Assume all the edges of the cube have length $a$. Now, the planes $ABC$ and $A'B'C'$ are orthogonal to the diagonal $OO'$ i.e. they are orthogonal to the $z$ axis and thus parallel to the $x,y$ plane. The two triangles $ABC$ and $A'B'C'$ are equilateral triangles with edgelength $a\sqrt{2}$. Therefore the orthogonal projection $A_1B_1C_1$ of $ABC$ is also a congruent equilateral triangle of edge length $a\sqrt{2}$. The same is true for the projection $A'_1B'_1C'_1$ of $A'B'C'$. The two equilateral triangles $A_1B_1C_1$ and $A'_1B'_1C'_1$ share a common center, the point $O$ and are related to each other by a rotation of angle $\pi$ (180 degrees). The shadow of the cube is the regular hexagon spanned by the points $A_1C'_1B_1A'_1C_1B'_1$ and you know the length of the segment $A_1B_1 =a \sqrt{2}$. Since triangle $A_1B_1A'_1$ is right angled and the diagonal of the hexagon $A_1A_1' = 2 B_1A'_1 = 2x$ (the latter is the edge of the hexagon). Therefore, by Pythagoras' theorem $4x^2 - x^2 = 2a^2$ which means that $x = a\sqrt{\frac{2}{3}}$ is the edge of the regular hexagon (the projection of the cube). Then, the diagonals of the hexagon are of length $2x = 2 a\sqrt{\frac{2}{3}}$, which is also the diameter (the width) of the hexagon you are looking for.
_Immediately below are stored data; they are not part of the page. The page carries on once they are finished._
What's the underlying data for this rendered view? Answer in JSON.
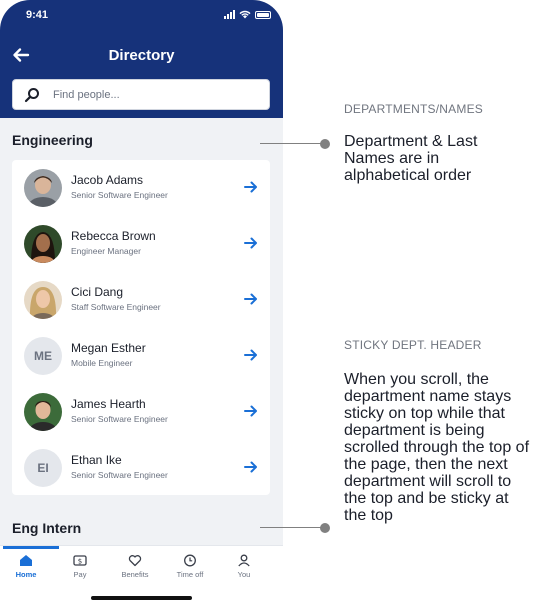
{
  "status": {
    "time": "9:41"
  },
  "header": {
    "title": "Directory"
  },
  "search": {
    "placeholder": "Find people..."
  },
  "departments": [
    {
      "name": "Engineering",
      "people": [
        {
          "name": "Jacob Adams",
          "role": "Senior Software Engineer",
          "initials": "",
          "photo": true
        },
        {
          "name": "Rebecca Brown",
          "role": "Engineer Manager",
          "initials": "",
          "photo": true
        },
        {
          "name": "Cici Dang",
          "role": "Staff Software Engineer",
          "initials": "",
          "photo": true
        },
        {
          "name": "Megan Esther",
          "role": "Mobile Engineer",
          "initials": "ME",
          "photo": false
        },
        {
          "name": "James Hearth",
          "role": "Senior Software Engineer",
          "initials": "",
          "photo": true
        },
        {
          "name": "Ethan Ike",
          "role": "Senior Software Engineer",
          "initials": "EI",
          "photo": false
        }
      ]
    },
    {
      "name": "Eng Intern",
      "people": []
    }
  ],
  "tabs": [
    {
      "label": "Home",
      "icon": "home-icon",
      "active": true
    },
    {
      "label": "Pay",
      "icon": "pay-icon",
      "active": false
    },
    {
      "label": "Benefits",
      "icon": "heart-icon",
      "active": false
    },
    {
      "label": "Time off",
      "icon": "clock-icon",
      "active": false
    },
    {
      "label": "You",
      "icon": "user-icon",
      "active": false
    }
  ],
  "annotations": [
    {
      "caption": "DEPARTMENTS/NAMES",
      "text": "Department & Last Names are in alphabetical order"
    },
    {
      "caption": "STICKY DEPT. HEADER",
      "text": "When you scroll, the department name stays sticky on top while that department is being scrolled through the top of the page, then the next department will scroll to the top and be sticky at the top"
    }
  ],
  "colors": {
    "header": "#16327a",
    "accent": "#1a6fd6",
    "background": "#f0f2f5"
  }
}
In your case, for a cube of edge-length $a=255$, the width of its projection is $$2 \cdot 255 \cdot \sqrt{\frac{2}{3}}=416.41325627314...$$

Answer 2

Based on your technical drawing with measurements posted in it, the width $H$ of the hexagon can be deduced with simple trigonometry: $$ H = 360.62\cos\,(54.74^\circ) + 255\cos\,(35.26^\circ). $$

And in general, for any angle $\theta$ that you tilt the cube of side length $w$ and face-diagonal length $\sqrt 2 \cdot w$ over, the width $H$ of the hexagon will be $$ H = \sqrt 2 \cdot w\cos\,(\pi/2 - \theta) + w\cos\,\theta. $$

Answer 3

The width of the hexagon can be calculated by cosine of the angles.